When I think of our patients — both our cosmetic surgery and non-surgical cosmetic enhancement patients — I think that, for some, this will turn them in other directions. Cash flow will be a long-term issue for some people, and others will simply reprioritize what’s important to them — their appearance will matter less. And they’ll get no argument there: While I believe that looking, acting and being our best fundamentally drives human behaviour, each of us gets to decide just how much it matters. For a number of years, I was a head and neck cancer surgeon, helping my patients during the most challenging experiences of their lives. Up to 80 percent of the patients I cared for ultimately died from their disease and, over time, I grew to want a daily life that was a little “lighter.” I chose this work where, quite simply, I can make people happy and add to the quality of their lives, saving the world one wrinkle at a time.
We have recently reopened and we’ve done so with the most stringent safety protocols in place, with a check-in desk that will ultimately include antibody and viral RNA screenings; shields, gowns, gloves and N95 masks for staff; and masks for you as well. I’ve created teaching videos on how to perform facial cosmetic treatments while wearing a shield, goggles and a mask and navigating around a patient’s mask.
Remember this: We are at the end of a beginning and the beginning of a middle, and so this phase will be very different. By next summer, I’m hopeful that all of us will be vaccinated, but many of these new safety standards will stay with us and become normalized, not unlike travel security did after 9/11.
I don’t doubt for a moment that the majority of people who have been doing cosmetic enhancement procedures will return to them. Injectables and the range of laser and other energy-based device treatments for face and body with no downtime and great results will flourish. But most patients will be judicious in what they do and spend, and that’s on par with overall trends, regardless of the pandemic. While nothing is able to revitalize the face as dramatically as a surgical facelift, fewer women can afford the time away from work required. Over the past 10 years, the cosmetic enhancement field has developed exceptional non-surgical procedures to lift, tighten and improve the face and body in every way.

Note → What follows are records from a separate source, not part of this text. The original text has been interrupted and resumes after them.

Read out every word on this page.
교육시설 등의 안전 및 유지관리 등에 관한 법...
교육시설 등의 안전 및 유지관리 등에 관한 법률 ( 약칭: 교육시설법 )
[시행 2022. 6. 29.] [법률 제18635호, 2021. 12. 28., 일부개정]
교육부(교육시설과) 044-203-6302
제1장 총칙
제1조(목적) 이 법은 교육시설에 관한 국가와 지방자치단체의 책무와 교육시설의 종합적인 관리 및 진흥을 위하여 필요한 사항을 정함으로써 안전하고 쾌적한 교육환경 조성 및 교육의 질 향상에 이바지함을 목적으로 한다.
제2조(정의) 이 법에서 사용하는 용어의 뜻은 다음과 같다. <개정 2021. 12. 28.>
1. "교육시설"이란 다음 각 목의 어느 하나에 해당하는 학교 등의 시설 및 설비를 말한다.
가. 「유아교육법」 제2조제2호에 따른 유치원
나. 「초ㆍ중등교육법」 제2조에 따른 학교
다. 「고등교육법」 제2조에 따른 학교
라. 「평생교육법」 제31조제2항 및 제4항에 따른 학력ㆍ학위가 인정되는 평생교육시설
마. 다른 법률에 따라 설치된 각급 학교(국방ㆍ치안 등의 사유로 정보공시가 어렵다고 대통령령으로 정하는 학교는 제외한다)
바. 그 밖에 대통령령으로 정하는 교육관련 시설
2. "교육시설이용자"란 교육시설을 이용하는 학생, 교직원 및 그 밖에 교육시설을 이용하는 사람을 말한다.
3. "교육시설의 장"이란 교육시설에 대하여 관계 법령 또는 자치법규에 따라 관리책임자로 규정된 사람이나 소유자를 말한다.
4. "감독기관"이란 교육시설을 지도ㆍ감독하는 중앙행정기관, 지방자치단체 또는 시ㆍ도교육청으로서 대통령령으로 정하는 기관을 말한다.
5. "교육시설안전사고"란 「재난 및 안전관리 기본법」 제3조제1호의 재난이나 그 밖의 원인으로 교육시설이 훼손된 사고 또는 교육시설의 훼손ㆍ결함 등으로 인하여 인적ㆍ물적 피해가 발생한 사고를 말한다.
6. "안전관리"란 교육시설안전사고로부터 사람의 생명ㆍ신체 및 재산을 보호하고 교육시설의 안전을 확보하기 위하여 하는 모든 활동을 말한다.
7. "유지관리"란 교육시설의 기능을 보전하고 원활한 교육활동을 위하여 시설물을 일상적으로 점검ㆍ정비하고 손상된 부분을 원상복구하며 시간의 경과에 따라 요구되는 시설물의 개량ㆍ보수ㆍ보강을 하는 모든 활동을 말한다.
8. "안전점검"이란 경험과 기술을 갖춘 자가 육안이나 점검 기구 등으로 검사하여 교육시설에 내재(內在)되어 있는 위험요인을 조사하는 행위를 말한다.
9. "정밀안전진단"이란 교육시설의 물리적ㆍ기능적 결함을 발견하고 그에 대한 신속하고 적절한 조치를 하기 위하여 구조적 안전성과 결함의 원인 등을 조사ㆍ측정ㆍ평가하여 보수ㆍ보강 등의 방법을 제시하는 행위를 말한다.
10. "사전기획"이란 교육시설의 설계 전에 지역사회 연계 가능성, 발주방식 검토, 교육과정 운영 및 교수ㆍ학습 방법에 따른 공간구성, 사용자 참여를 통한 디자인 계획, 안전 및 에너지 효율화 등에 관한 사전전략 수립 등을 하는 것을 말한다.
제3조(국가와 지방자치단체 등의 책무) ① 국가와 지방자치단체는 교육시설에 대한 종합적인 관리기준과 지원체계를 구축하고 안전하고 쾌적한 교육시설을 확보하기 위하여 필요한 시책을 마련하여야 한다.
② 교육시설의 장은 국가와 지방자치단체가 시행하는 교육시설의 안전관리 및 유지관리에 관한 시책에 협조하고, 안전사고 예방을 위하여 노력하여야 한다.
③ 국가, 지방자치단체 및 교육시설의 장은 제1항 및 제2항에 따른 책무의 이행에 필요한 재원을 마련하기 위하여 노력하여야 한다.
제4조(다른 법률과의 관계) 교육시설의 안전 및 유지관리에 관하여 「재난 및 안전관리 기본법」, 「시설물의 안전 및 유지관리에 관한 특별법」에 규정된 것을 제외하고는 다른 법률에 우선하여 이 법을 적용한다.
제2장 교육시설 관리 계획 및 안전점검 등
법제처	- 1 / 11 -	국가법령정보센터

Going forward, I’m excited about procedures that walk the line between surgical and non-surgical. These procedures include powerful, minimally invasive energy devices like the Morpheus and AccuTite, which dramatically lift, tighten and remodel the skin, and the Suture Suspension Lift. I also love the results we get when we combine injectables with a mini-facelift. Procedures like these will be the most popular in the short term and perhaps even permanently. My colleagues and I are looking forward to returning to the work we love and doing so in the safest way possible.